For instance, Nationwide is in the middle of a campaign about “The World’s Greatest Salesman – in the World.” I can just hear the 10th graders snicker as they repeat World for the second time. And I admit I thought it was clever when I did it with my buddies back before the moon landings.
Or take the talking baby who’s a stock trader — he saved a “pantload” with automatic stop-loss, and his infant buddy thinks the pilot’s voice is “Dad.” Not even all sophomores would find that funny.
One commercial element that was apparently too “old” was also one of my favorites. When the round asthsma inhaler (is it Advair? Some genius advertising 15-year-old thought up the name, too, undoubtedly) launched its current campaign last year, the first actor to appear was a white, bald guy who looked like Lou Grant from The Mary Tyler Moore Show (ask your grandparents if you are a 15-year-old). Sitting in front of some kind of round thing, as everyone does in those commercials, he looked Lou Grantishly into the camera and said bluntly, “I’ve had asthma forever.”
I can’t be the only one who saw it for the first time and heard him say, “I’m Ed Asner forever.”

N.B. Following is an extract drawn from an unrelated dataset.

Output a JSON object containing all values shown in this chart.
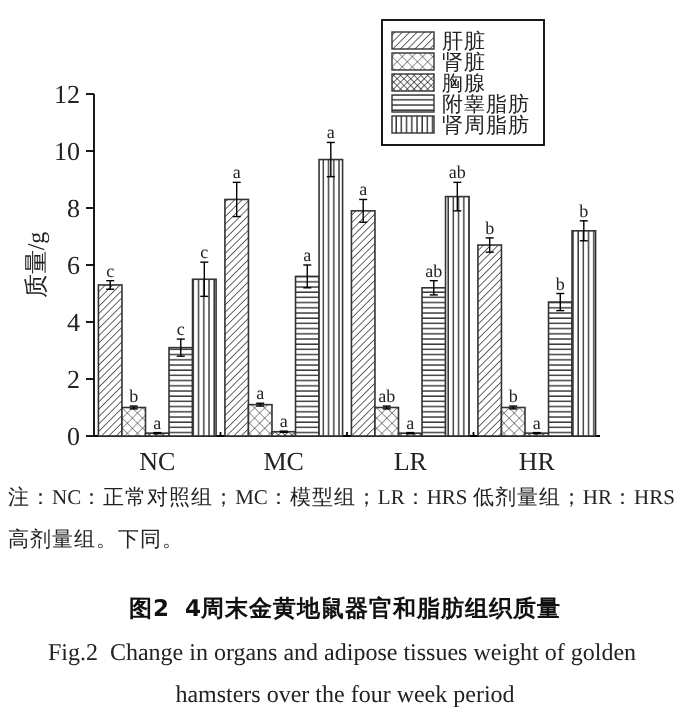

I can’t be the only one, because Ed disappeared from the cycle almost right away, even though the others have continued through the Olympics. The guy who’s had asthsma forever is now a round-faced, bald, black guy who doesn’t look anything like Lou Grant.
Lou must have appealed to the wrong demographic. We old guys don’t usually buy asthsma medicine that we have to talk our doctor into based on instructions from a 15-year-old.